According to Wilmanns, they flew together a couple times, and Osbon went to two different pilot schools in our area.

"Every since he was a kid, he always loved flying, thought that was something to do.  He was really good."

Wilmanns says that in his 20's, Osbon wasn't affected by stressful situations, or by world events.

"As most kids, 20-something, you really wouldn't talk much politics.  There are other things you'd talk about, girls, what you were going to do on Saturday nights, that type of thing.  He was a pretty normal guy."

TODAY'S TMJ4's Steve Chamraz reports that Osbon has a home on Washington Island in Door County.  He now lives in Georgia.
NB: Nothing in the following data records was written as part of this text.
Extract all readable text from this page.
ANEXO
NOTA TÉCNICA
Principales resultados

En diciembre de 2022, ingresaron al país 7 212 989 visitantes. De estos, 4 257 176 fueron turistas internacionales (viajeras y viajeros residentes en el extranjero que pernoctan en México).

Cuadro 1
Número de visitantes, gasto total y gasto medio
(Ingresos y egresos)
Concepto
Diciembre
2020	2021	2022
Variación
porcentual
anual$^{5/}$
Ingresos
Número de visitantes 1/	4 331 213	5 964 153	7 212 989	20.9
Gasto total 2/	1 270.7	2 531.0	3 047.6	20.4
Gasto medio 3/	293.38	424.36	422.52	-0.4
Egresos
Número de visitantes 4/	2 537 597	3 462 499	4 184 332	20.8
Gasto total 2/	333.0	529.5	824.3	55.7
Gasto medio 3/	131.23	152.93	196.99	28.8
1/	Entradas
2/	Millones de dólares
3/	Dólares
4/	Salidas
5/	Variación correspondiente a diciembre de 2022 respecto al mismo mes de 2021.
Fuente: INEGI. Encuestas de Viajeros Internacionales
The (first officer) became really worried when Osbon said `we need to take a leap of faith,"' according to the sworn affidavit given by an FBI agent. "Osbon started trying to correlate completely unrelated numbers like different radio frequencies, and he talked about sins in Las Vegas."

Passengers wrestled Osbon to the ground after he left the cockpit and later sprinted down the cabin yelling and urging everyone to pray. The plane made an emergency landing in Amarillo, Texas. No one on board was seriously hurt.

The charges against Osbon, 49, were filed in Texas. The resident of Richmond Hill, Ga., was being held Wednesday at Northwest Texas Healthcare System in Amarillo and remains under a medical evaluation.

Under federal law, a conviction for interference with a flight crew or attendants can bring up to 20 years in prison. The offense is defined as assaulting or intimidating the crew, interfering with its duties or diminishes its ability to do operate the plane.